I, Sabrina, have been adventuring all about this summer. My writing has been slim and insignificant while my eyes and mind and skin have been prickled by the rains and winds of the Appalachian forest, the high tops of the mountains of the East Coast, and the serene sunset over the countryside of Maine. I have much to think about, much to write about, and much to remember. Here’s to summertime wandering….
Four men stood in a circle on the side of a street on a sunny morning. The little town was just starting to go to work. I drove by quietly on my way to my appointment. They were all looking down.
“I think it’s a hole,” Joe said.
“Well…that’s what a hole looks like to me,” responded Jeff.
One man stood silent but nodded his head.
Larry chimed in, “Ya’ know, that’s a hole if I ever saw one.”
All four men mumbled in agreement.
An hour passed, and I made my way back home. Four men stood in a circle on the side of the street looking down.
“I’d say it’s a pretty deep hole, if you ask me.”
An open book, an open page. Turning each leaf carefully and with slow concentration. I don’t know how this story ends, but I want to.
Lost. Lost as a bird egg fallen from the height of limbs. Lost as sweet honey bees with no flower. A hundred riddles in my mind and no guess of reason. What are the chances of finding complacency again? Perhaps I’ll find it there, sitting on a different bench. Outside there are answers under every piece of shredded bark. The water whispers gentleness and the leaves echo calm. The grass sparkles like a field of diamonds. The world makes sense in the sun.
How do you write a good story? —Something that matters to someone and captivates people’s hearts. What is it that separates paperbacks from legends? Who are these few special souls that uncover the New out of billions of grains of sand on forgotten beaches? How many conflicts can this world sustain? How many made up worlds, movies, plays may be written before every scene is just a rehearsing of old?
I do not know what captures our attention, be it places of fantasy or alluring characters or dramatic action we secretly wish for in our own mundane lives. There must be something more. Perhaps it is simply the fact that written stories only last 300 pages, whereas ours last a whole life and lose our attention long before the credits.
I believe there is only one true story, and a thousand different ways to tell it. Can I create way one-thousand and one? Can I imagine a new color or make a new leaf? I do not know I have such skill.
I could not make a new leaf even if you gave me more time than the end of the world.

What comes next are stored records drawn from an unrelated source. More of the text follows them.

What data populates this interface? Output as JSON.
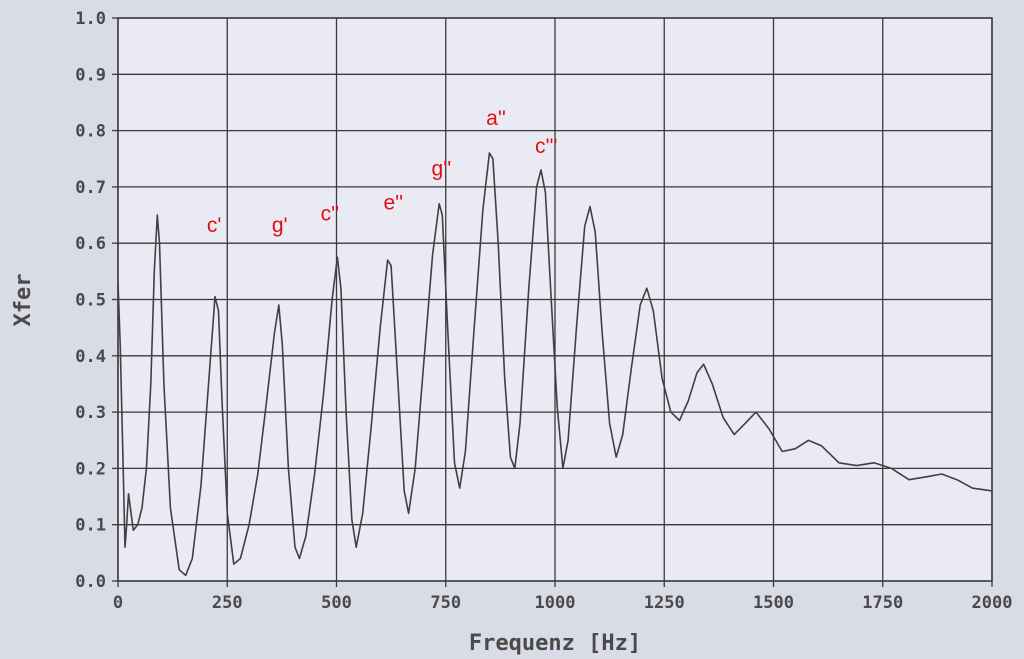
{
  "chart_data": {
    "type": "line",
    "title": "",
    "xlabel": "Frequenz [Hz]",
    "ylabel": "Xfer",
    "xlim": [
      0,
      2000
    ],
    "ylim": [
      0,
      1.0
    ],
    "grid": true,
    "colors": {
      "background": "#d9dbe6",
      "plot_area": "#e9eaf4",
      "grid": "#3a3a3a",
      "line": "#404040",
      "tick_text": "#4a4a4a",
      "annotation": "#e01010"
    },
    "x_ticks": [
      {
        "value": 0,
        "label": "0"
      },
      {
        "value": 250,
        "label": "250"
      },
      {
        "value": 500,
        "label": "500"
      },
      {
        "value": 750,
        "label": "750"
      },
      {
        "value": 1000,
        "label": "1000"
      },
      {
        "value": 1250,
        "label": "1250"
      },
      {
        "value": 1500,
        "label": "1500"
      },
      {
        "value": 1750,
        "label": "1750"
      },
      {
        "value": 2000,
        "label": "2000"
      }
    ],
    "y_ticks": [
      {
        "value": 0.0,
        "label": "0.0"
      },
      {
        "value": 0.1,
        "label": "0.1"
      },
      {
        "value": 0.2,
        "label": "0.2"
      },
      {
        "value": 0.3,
        "label": "0.3"
      },
      {
        "value": 0.4,
        "label": "0.4"
      },
      {
        "value": 0.5,
        "label": "0.5"
      },
      {
        "value": 0.6,
        "label": "0.6"
      },
      {
        "value": 0.7,
        "label": "0.7"
      },
      {
        "value": 0.8,
        "label": "0.8"
      },
      {
        "value": 0.9,
        "label": "0.9"
      },
      {
        "value": 1.0,
        "label": "1.0"
      }
    ],
    "annotations": [
      {
        "text": "c'",
        "x": 220,
        "y": 0.62
      },
      {
        "text": "g'",
        "x": 370,
        "y": 0.62
      },
      {
        "text": "c''",
        "x": 485,
        "y": 0.64
      },
      {
        "text": "e''",
        "x": 630,
        "y": 0.66
      },
      {
        "text": "g''",
        "x": 740,
        "y": 0.72
      },
      {
        "text": "a''",
        "x": 865,
        "y": 0.81
      },
      {
        "text": "c'''",
        "x": 980,
        "y": 0.76
      }
    ],
    "series": [
      {
        "values": [
          {
            "x": 0,
            "y": 0.53
          },
          {
            "x": 5,
            "y": 0.42
          },
          {
            "x": 12,
            "y": 0.2
          },
          {
            "x": 16,
            "y": 0.06
          },
          {
            "x": 20,
            "y": 0.1
          },
          {
            "x": 24,
            "y": 0.155
          },
          {
            "x": 30,
            "y": 0.12
          },
          {
            "x": 35,
            "y": 0.09
          },
          {
            "x": 45,
            "y": 0.1
          },
          {
            "x": 55,
            "y": 0.13
          },
          {
            "x": 65,
            "y": 0.2
          },
          {
            "x": 75,
            "y": 0.35
          },
          {
            "x": 83,
            "y": 0.55
          },
          {
            "x": 90,
            "y": 0.65
          },
          {
            "x": 95,
            "y": 0.6
          },
          {
            "x": 105,
            "y": 0.35
          },
          {
            "x": 120,
            "y": 0.13
          },
          {
            "x": 140,
            "y": 0.02
          },
          {
            "x": 155,
            "y": 0.01
          },
          {
            "x": 170,
            "y": 0.04
          },
          {
            "x": 190,
            "y": 0.17
          },
          {
            "x": 210,
            "y": 0.38
          },
          {
            "x": 222,
            "y": 0.505
          },
          {
            "x": 230,
            "y": 0.48
          },
          {
            "x": 238,
            "y": 0.32
          },
          {
            "x": 250,
            "y": 0.12
          },
          {
            "x": 265,
            "y": 0.03
          },
          {
            "x": 280,
            "y": 0.04
          },
          {
            "x": 300,
            "y": 0.1
          },
          {
            "x": 320,
            "y": 0.19
          },
          {
            "x": 340,
            "y": 0.32
          },
          {
            "x": 358,
            "y": 0.44
          },
          {
            "x": 368,
            "y": 0.49
          },
          {
            "x": 376,
            "y": 0.42
          },
          {
            "x": 390,
            "y": 0.2
          },
          {
            "x": 405,
            "y": 0.06
          },
          {
            "x": 415,
            "y": 0.04
          },
          {
            "x": 430,
            "y": 0.08
          },
          {
            "x": 450,
            "y": 0.19
          },
          {
            "x": 470,
            "y": 0.33
          },
          {
            "x": 490,
            "y": 0.5
          },
          {
            "x": 502,
            "y": 0.575
          },
          {
            "x": 510,
            "y": 0.52
          },
          {
            "x": 522,
            "y": 0.3
          },
          {
            "x": 535,
            "y": 0.11
          },
          {
            "x": 545,
            "y": 0.06
          },
          {
            "x": 560,
            "y": 0.12
          },
          {
            "x": 580,
            "y": 0.28
          },
          {
            "x": 600,
            "y": 0.45
          },
          {
            "x": 617,
            "y": 0.57
          },
          {
            "x": 625,
            "y": 0.56
          },
          {
            "x": 640,
            "y": 0.36
          },
          {
            "x": 655,
            "y": 0.16
          },
          {
            "x": 665,
            "y": 0.12
          },
          {
            "x": 680,
            "y": 0.2
          },
          {
            "x": 700,
            "y": 0.39
          },
          {
            "x": 720,
            "y": 0.58
          },
          {
            "x": 735,
            "y": 0.67
          },
          {
            "x": 742,
            "y": 0.65
          },
          {
            "x": 755,
            "y": 0.44
          },
          {
            "x": 770,
            "y": 0.21
          },
          {
            "x": 782,
            "y": 0.165
          },
          {
            "x": 795,
            "y": 0.23
          },
          {
            "x": 815,
            "y": 0.45
          },
          {
            "x": 835,
            "y": 0.66
          },
          {
            "x": 850,
            "y": 0.76
          },
          {
            "x": 858,
            "y": 0.75
          },
          {
            "x": 870,
            "y": 0.6
          },
          {
            "x": 885,
            "y": 0.36
          },
          {
            "x": 898,
            "y": 0.22
          },
          {
            "x": 908,
            "y": 0.2
          },
          {
            "x": 920,
            "y": 0.28
          },
          {
            "x": 940,
            "y": 0.52
          },
          {
            "x": 958,
            "y": 0.7
          },
          {
            "x": 968,
            "y": 0.73
          },
          {
            "x": 978,
            "y": 0.69
          },
          {
            "x": 990,
            "y": 0.52
          },
          {
            "x": 1005,
            "y": 0.31
          },
          {
            "x": 1018,
            "y": 0.2
          },
          {
            "x": 1030,
            "y": 0.25
          },
          {
            "x": 1050,
            "y": 0.46
          },
          {
            "x": 1068,
            "y": 0.63
          },
          {
            "x": 1080,
            "y": 0.665
          },
          {
            "x": 1092,
            "y": 0.62
          },
          {
            "x": 1108,
            "y": 0.44
          },
          {
            "x": 1125,
            "y": 0.28
          },
          {
            "x": 1140,
            "y": 0.22
          },
          {
            "x": 1155,
            "y": 0.26
          },
          {
            "x": 1175,
            "y": 0.38
          },
          {
            "x": 1195,
            "y": 0.49
          },
          {
            "x": 1210,
            "y": 0.52
          },
          {
            "x": 1225,
            "y": 0.48
          },
          {
            "x": 1245,
            "y": 0.36
          },
          {
            "x": 1265,
            "y": 0.3
          },
          {
            "x": 1285,
            "y": 0.285
          },
          {
            "x": 1305,
            "y": 0.32
          },
          {
            "x": 1325,
            "y": 0.37
          },
          {
            "x": 1340,
            "y": 0.385
          },
          {
            "x": 1360,
            "y": 0.35
          },
          {
            "x": 1385,
            "y": 0.29
          },
          {
            "x": 1410,
            "y": 0.26
          },
          {
            "x": 1435,
            "y": 0.28
          },
          {
            "x": 1460,
            "y": 0.3
          },
          {
            "x": 1490,
            "y": 0.27
          },
          {
            "x": 1520,
            "y": 0.23
          },
          {
            "x": 1550,
            "y": 0.235
          },
          {
            "x": 1580,
            "y": 0.25
          },
          {
            "x": 1610,
            "y": 0.24
          },
          {
            "x": 1650,
            "y": 0.21
          },
          {
            "x": 1690,
            "y": 0.205
          },
          {
            "x": 1730,
            "y": 0.21
          },
          {
            "x": 1770,
            "y": 0.2
          },
          {
            "x": 1810,
            "y": 0.18
          },
          {
            "x": 1850,
            "y": 0.185
          },
          {
            "x": 1885,
            "y": 0.19
          },
          {
            "x": 1920,
            "y": 0.18
          },
          {
            "x": 1955,
            "y": 0.165
          },
          {
            "x": 2000,
            "y": 0.16
          }
        ]
      }
    ]
  }
}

It was night, and we drove out to the lake. The pathway was almost invisible, but every so often headlights from passing cars would illuminate it. The clouds hung above with a heavy weight. Our path stretched out to the right, but we continued onward—straight on to the edge of the shore. Straight onto the water until we were in the middle of it. Standing on it. As if there was an invisible barrier, my feet stood on level ground with the water and remained dry. The lake would blow no farther. “Thus far you shall come, but no farther; And here shall your proud waves stop.”
There was no moon. Lights in the distance reflected themselves from the deepest corners, making the water depths glow. There was a hundred, thousand, million ripples across miles of water, and we stood at the edge as just two—lost in the inconsequence of ourselves. What a sight it must have been for the stars that could see below.
You step out your front door and into a dream. The world is dark, and you can’t remember why. Instead of the sun coming to meet your eyes, you only have lights reflecting on pavement. A dark cloud floats along the star ceiling. Although you mourn the change from nature’s cycle, you appreciate the thought of a sunshine evening after so many cold nights. You turn and see the clear celestial body, a watchman guard that stays until sunrise. The roads are closed. You do not have to wait to walk across them anymore. The sidewalk trees are little more than shadows. Glaring rays hit your body even before you walk into the office. Your work day starts as if nothing in the world has changed.